Year: 1935

Director: Victor Fleming

Starring: Jean Harlow, William Powell, Franchot Tone, Rosalind Russell

This film is a comedy/musical that oddly morphs into melodrama after an out-of-the-blue tragedy strikes. Ned Reilly (William Powell) is a lawyer with a fondness for gambling. He’s especially close to Granny (May Robson) and her granddaughter Mona Leslie (Jean Harlow). When the picture starts, it is up to old faithful Ned to bail out troublesome Mona from jail for an egregious traffic violation. He works his slick magic and gets Harlow’s character out on a technicality. It’s clear from the outset that while Ned may come on as a family friend, he is undoubtedly interested in Mona romantically. What really catapults this movie above other average fare is the wonderful banter between Ned and the two women. That’s where the picture really gets its heart.

Mona is a successful showgirl. She catches the eye of wealthy playboy Bob Harrison (Franchot Tone) and he simply must have her. Blind to Ned’s secret affections for her, Mona gets caught up in the idea of love and the allure of riches that Bob can bring to the table. The lovers elope immediately. Bob’s family is about as blue blood as rich people get and they are less than happy at the news. When he brings his new bride home to meet everyone not only are they unenthusiastic, but the Harrisons are boorish in their put downs and snobbish behavior toward our blonde. It turns out that Bob was expected to wed Jo Mercer (Rosalind Russell) who comes from a proper family. All the disapprovals build up resentment within Bob and when he finds out that Jo moved on and married someone else, he snaps.

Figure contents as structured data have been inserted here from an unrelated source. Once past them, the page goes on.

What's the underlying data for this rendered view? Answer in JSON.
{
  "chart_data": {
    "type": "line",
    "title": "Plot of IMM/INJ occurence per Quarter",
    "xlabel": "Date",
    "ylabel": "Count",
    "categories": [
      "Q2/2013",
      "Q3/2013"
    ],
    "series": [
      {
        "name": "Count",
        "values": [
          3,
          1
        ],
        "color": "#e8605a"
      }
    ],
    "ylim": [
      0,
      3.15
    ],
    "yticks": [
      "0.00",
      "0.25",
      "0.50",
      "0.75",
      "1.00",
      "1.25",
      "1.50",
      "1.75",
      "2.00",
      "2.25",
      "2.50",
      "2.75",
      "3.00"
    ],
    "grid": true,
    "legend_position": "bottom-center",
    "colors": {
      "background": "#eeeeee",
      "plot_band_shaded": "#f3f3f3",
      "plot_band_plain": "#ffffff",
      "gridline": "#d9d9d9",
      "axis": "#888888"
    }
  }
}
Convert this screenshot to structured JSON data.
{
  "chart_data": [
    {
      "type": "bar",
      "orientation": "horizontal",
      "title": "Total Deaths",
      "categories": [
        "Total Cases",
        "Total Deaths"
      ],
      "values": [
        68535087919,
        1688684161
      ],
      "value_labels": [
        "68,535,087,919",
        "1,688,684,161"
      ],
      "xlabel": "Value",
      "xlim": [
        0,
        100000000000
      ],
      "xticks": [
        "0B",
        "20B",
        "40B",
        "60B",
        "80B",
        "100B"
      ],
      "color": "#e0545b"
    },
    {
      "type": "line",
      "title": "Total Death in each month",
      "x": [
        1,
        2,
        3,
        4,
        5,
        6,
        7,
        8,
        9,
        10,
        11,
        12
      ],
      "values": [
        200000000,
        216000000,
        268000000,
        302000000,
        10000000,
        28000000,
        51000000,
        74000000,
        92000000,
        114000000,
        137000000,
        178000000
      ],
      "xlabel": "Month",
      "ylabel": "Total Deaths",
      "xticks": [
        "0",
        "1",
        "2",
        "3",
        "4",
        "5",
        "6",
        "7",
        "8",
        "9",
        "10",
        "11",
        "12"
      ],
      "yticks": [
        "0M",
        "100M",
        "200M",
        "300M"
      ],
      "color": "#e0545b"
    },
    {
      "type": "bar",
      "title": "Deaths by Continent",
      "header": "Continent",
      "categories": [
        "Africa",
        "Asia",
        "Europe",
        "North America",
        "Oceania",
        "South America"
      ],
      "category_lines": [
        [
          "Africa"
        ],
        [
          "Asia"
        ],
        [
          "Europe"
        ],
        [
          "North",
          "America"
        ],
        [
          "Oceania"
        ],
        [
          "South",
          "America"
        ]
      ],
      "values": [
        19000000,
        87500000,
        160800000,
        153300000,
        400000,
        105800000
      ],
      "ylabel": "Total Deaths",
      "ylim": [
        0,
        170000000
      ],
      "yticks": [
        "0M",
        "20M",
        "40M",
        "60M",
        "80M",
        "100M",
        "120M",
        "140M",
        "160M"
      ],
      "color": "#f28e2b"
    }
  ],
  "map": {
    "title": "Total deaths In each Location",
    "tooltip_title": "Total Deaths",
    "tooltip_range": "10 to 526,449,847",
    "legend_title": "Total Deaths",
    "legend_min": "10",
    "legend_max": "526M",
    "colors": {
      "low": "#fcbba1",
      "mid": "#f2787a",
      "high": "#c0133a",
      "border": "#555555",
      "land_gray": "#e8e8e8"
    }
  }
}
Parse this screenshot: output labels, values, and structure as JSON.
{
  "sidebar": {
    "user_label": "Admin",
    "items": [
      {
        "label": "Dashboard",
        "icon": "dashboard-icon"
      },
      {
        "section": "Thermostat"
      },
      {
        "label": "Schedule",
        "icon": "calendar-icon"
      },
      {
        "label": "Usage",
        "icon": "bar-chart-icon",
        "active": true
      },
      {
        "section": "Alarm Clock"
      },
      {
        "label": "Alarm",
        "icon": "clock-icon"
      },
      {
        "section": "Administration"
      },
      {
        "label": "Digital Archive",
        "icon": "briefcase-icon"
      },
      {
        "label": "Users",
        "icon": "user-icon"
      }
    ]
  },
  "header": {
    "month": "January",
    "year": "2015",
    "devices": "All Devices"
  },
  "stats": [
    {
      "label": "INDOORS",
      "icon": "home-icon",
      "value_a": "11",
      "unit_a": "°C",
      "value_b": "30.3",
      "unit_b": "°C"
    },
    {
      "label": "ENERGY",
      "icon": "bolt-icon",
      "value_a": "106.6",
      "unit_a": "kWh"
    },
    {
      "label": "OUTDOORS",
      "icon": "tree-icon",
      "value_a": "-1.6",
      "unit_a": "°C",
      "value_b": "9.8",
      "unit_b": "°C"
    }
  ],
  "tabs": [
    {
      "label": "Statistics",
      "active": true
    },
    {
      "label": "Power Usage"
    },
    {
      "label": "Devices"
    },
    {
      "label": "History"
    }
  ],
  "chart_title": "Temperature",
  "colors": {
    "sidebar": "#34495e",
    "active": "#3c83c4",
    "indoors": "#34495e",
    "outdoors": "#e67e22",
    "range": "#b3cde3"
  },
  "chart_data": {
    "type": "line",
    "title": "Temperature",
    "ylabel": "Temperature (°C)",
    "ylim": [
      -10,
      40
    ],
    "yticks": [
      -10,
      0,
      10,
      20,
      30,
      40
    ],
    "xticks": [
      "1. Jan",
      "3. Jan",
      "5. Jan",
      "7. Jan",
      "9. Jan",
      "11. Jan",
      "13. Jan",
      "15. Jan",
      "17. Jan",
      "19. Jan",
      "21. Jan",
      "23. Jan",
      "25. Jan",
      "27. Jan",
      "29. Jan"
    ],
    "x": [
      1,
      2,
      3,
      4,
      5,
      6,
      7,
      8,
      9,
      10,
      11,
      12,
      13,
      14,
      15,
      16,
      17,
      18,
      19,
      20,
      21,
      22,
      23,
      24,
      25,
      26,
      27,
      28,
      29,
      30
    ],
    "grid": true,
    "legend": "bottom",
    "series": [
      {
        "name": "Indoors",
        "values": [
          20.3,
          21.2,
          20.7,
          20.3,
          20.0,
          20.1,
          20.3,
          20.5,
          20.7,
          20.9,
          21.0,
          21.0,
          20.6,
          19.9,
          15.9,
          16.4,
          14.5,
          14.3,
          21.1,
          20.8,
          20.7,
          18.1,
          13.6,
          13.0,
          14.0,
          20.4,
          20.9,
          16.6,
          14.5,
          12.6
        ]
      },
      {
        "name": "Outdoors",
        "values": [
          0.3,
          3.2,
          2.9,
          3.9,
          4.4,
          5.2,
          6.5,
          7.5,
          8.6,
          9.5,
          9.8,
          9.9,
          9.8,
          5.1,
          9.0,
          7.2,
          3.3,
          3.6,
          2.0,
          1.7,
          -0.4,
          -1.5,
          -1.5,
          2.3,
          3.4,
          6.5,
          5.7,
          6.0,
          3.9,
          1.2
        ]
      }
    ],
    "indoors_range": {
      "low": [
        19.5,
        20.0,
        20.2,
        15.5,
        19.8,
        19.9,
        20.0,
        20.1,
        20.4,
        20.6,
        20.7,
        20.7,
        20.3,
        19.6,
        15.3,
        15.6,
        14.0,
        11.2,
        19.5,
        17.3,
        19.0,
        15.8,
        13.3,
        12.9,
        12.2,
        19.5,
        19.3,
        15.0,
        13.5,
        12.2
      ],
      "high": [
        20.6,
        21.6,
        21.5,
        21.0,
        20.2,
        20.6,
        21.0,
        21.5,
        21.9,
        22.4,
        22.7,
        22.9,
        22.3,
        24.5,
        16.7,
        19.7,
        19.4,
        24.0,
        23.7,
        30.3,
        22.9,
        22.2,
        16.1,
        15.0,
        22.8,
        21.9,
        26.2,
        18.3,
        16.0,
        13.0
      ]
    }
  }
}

Mona finds herself pregnant and in the midst of a scandal. She has trouble resuming her musical career. Desperate to help the woman he loves, Ned risks everything he has to produce her next show. When the platinum blonde comes on stage and starts to sing the first tune she is met by such a hostile audience that she is forced to stop singing and address their despicable behavior. Finished with her harangue, Harlow’s singer resumes the song and afterward the crowd responds with wild applause and cheering. Evidently her resiliency and determination won them over. The last sentimental shot between Powell and Harlow will not work for everyone but it got to me. As for the other performances, we get a brief couple of moments from Mickey Rooney as he plays a kid running a lemonade stand. Russell shines in kind of a thankless part of the dumped ex-love. Robson’s Granny is really fun to watch as she is quite a spitfire. Reckless shifts too much in tone to be considered a great movie. But the witty repartee between Harlow and Powell carries the day.